Article ID: | iaor20101502 |
Volume: | 174 |
Issue: | 1 |
Start Page Number: | 147 |
End Page Number: | 168 |
Publication Date: | Feb 2010 |
Journal: | Annals of Operations Research |
Authors: | Lee Eva K, Brooks J Paul |
Keywords: | classification |
Classification is concerned with the development of rules for the allocation of observations to groups, and is a fundamental problem in machine learning. Much of previous work on classification models investigates two-group discrimination. Multi-category classification is less-often considered due to the tendency of generalizations of two-group models to produce misclassification rates that are higher than desirable. Indeed, producing ‘good’ two-group classification rules is a challenging task for some applications, and producing good multi-category rules is generally more difficult.

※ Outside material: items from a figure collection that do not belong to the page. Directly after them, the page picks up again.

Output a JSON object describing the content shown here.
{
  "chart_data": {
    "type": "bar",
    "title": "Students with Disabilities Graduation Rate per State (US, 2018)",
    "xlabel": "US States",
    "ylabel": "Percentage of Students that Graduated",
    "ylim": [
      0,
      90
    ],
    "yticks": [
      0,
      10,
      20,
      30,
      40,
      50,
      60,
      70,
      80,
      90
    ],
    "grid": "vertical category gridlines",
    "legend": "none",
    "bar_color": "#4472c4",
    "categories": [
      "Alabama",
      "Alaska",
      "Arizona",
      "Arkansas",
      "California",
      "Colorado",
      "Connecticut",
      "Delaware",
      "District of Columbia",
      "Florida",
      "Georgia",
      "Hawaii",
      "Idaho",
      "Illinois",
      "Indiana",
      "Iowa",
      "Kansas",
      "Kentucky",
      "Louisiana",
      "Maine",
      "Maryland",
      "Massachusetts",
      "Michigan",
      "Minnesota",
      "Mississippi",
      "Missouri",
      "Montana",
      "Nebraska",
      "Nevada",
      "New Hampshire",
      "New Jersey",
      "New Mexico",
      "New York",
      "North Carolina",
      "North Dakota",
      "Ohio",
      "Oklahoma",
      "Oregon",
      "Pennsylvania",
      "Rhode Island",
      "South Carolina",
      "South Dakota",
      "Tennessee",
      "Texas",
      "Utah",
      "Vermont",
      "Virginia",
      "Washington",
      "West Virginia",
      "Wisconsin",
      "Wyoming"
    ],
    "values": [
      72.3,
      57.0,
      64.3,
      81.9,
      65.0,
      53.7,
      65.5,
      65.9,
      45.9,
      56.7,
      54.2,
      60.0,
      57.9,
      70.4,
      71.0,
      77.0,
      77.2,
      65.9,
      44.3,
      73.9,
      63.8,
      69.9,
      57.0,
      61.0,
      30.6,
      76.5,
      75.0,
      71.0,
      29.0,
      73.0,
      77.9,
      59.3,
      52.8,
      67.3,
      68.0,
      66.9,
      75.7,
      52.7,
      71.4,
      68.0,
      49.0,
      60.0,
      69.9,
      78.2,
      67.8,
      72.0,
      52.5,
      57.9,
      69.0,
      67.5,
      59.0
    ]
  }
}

Additionally, even when the ‘optimal’ classification rule is known, inter-group misclassification rates may be higher than tolerable for a given classification model. We investigate properties of a mixed-integer programming based multi-category classification model that allows for the pre-specification of limits on inter-group misclassification rates. The mechanism by which the limits are satisfied is the use of a reserved judgment region, an artificial category into which observations are placed whose attributes do not sufficiently indicate membership to any particular group. The method is shown to be a consistent estimator of a classification rule with misclassification limits, and performance on simulated and real-world data is demonstrated.